Весь дом и сад с участком обнесены плетеным забором. Надежным и крепким.
И все ладилось в большой семье Кондратьевых. Хозяином в ней был дед. Суровый, седобородый, он умело держал в руках троих сыновей и невесток, семерых внуков и бабку.
Здесь престольные праздники отмечались светло и чисто. Никогда не слышались брань, крики. Дед говорил тихо. Но так, что во всех углах, и даже на печке, всякое его слово доходило до ушей и сердца.
Деда считали самым умным человеком деревни. Вторым — после настоятеля церкви. Может, потому во времена коллективизации не тронул семью деревенский люд. Знавший — нет в доме излишка. А имевшееся нажито своими руками.
С дедом всегда советовались крестьяне.
Зажиточные и бедные шли к нему со своими заботами. И никто ни разу не пожалел, что послушался подсказки деда, не пренебрег его советом. И даже оголтелая беднота не поверила бы, что именно старик Кондратьев вывел в глухую ночь пять семей из села. Зажиточные были хозяева. Под утро их хотели расстрелять.
Исчезли они из Солнцевки. Не нашли их во всем Нарышкинском уезде. И только старик знал, что уехали сельчане в Германию. Чудом успели.
Старших сыновей своих с женами и детьми отправил к родственникам на Дальний Восток, чуя, что времена наступают смутные и тревожные.
Олега, средь прочих внуков, старик не выделял ничем. Но заставлял учиться усерднее прочих.

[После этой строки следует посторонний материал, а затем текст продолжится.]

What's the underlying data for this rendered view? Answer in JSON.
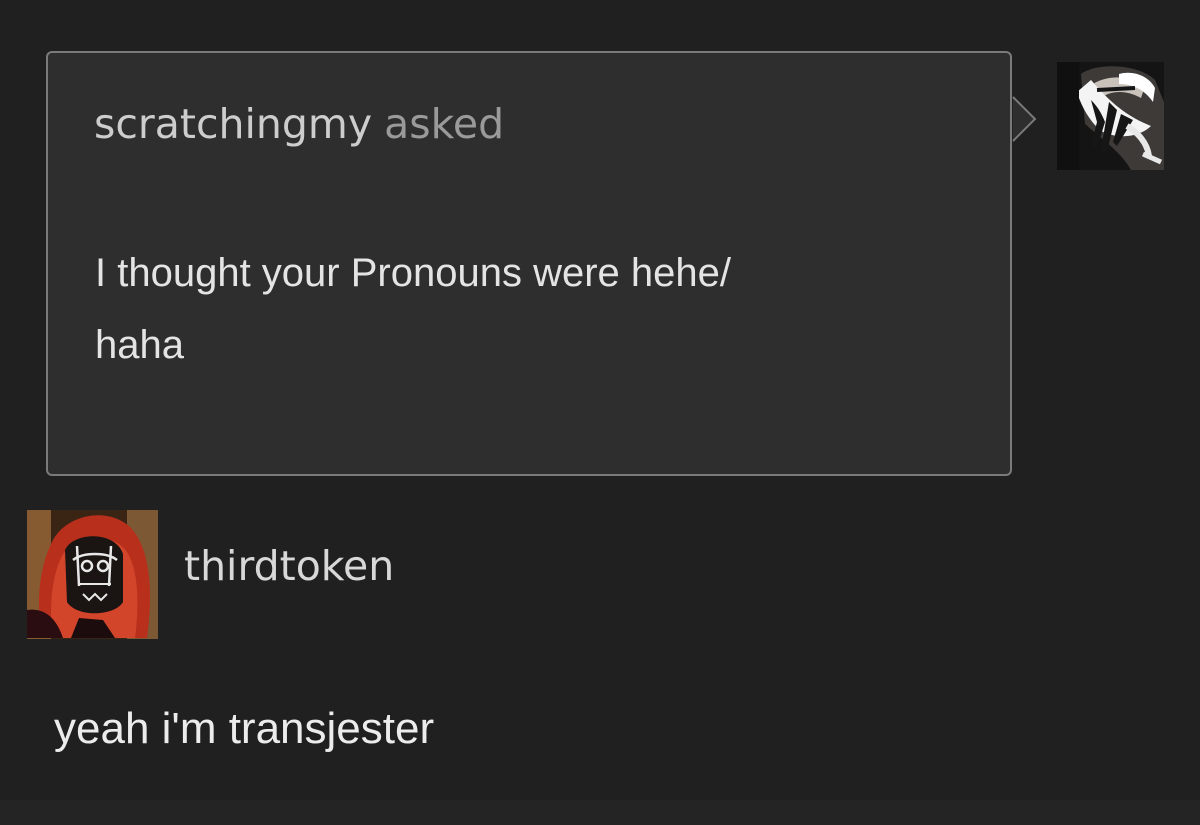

— Ты в деревне жить не станешь. Нету в тебе добра к земле. Не любишь ее. Потому в науку пойдешь, — мечтал старик. Но деревенский комсомол решил по-своему. И выдал Олегу путевку на курсы трактористов.
Старик Кондратьев тогда впервые оттаскал внука за вихры. Ругал за вступленье в комсомол, за курсы и самовольство. А когда понял, что внук все равно сделает по-своему, отказался от Олега перед иконой, отрекся от него. И младший Кондратьев навсегда ушел из дома.

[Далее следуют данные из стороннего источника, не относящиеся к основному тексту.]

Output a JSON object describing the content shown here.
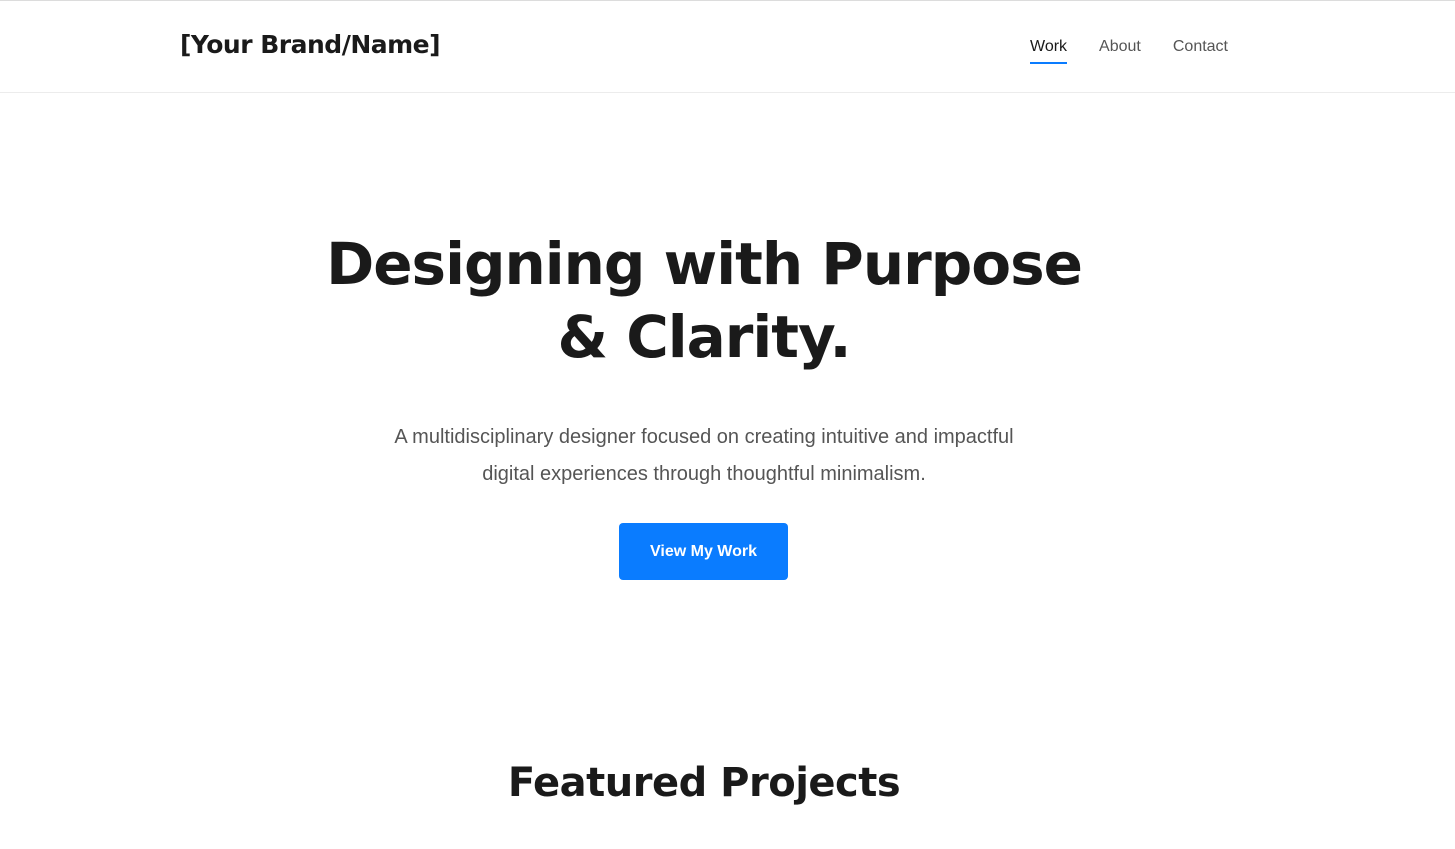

Вернулся он в село через полгода, на тракторе. Но домой не пришел. Жил в клубе. Потом, вместе с такими же, как сам, перешел в общежитие, устроенное в брошенном доме.
Олег стал колхозным активистом. Он выступал в самодеятельности, высмеивал священника, вместе с разгулявшейся молодежью срывал церковную службу. Он стал неверующим насмешником. И перемазанный в мазуте, дегте, пропахший соляркой и керосином, походил на самого сатану.

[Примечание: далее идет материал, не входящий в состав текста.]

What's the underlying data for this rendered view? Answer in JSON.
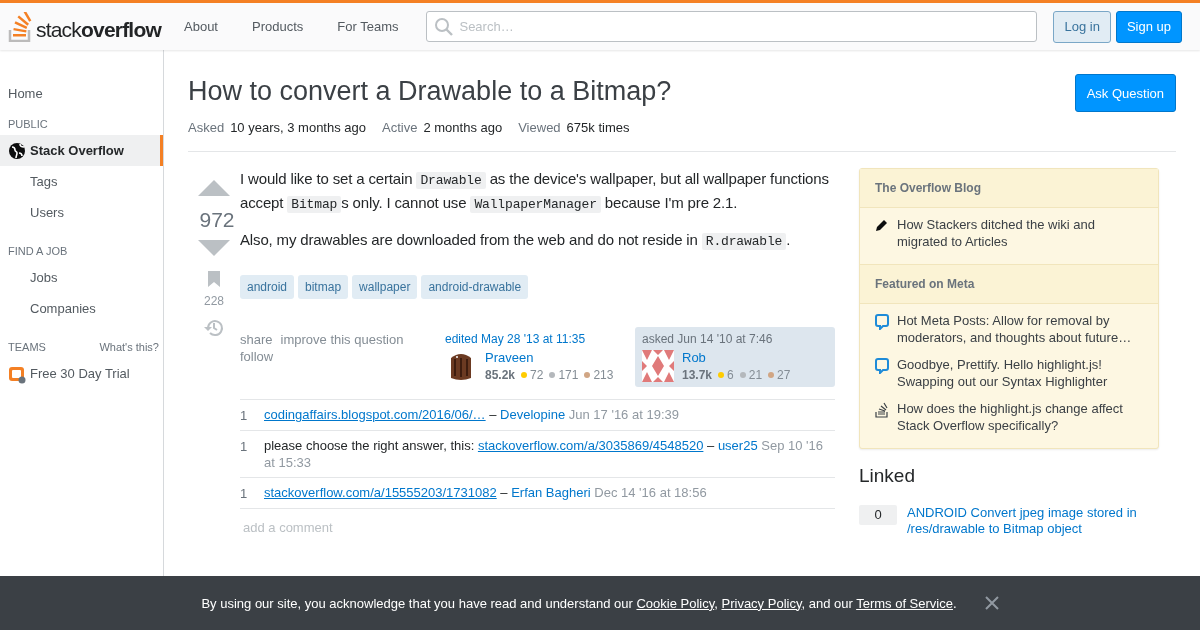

Он агитировал колхозных девок не ходить на службу в церковный праздник, а выйти на субботник, поработать в саду иль в поле. А заработанное перечислить в фонд голодающих детей Поволжья.
И за ним, как ни удивительно, шли люди.
Он первым закончил среднюю школу, занимаясь ночами, до рассветов. Его первого, за активность и высокие показатели в работе, послали на курсы руководящих работников. Он закончил их и стал, управляющим налоговой инспекцией. Вскоре его приняли в партию.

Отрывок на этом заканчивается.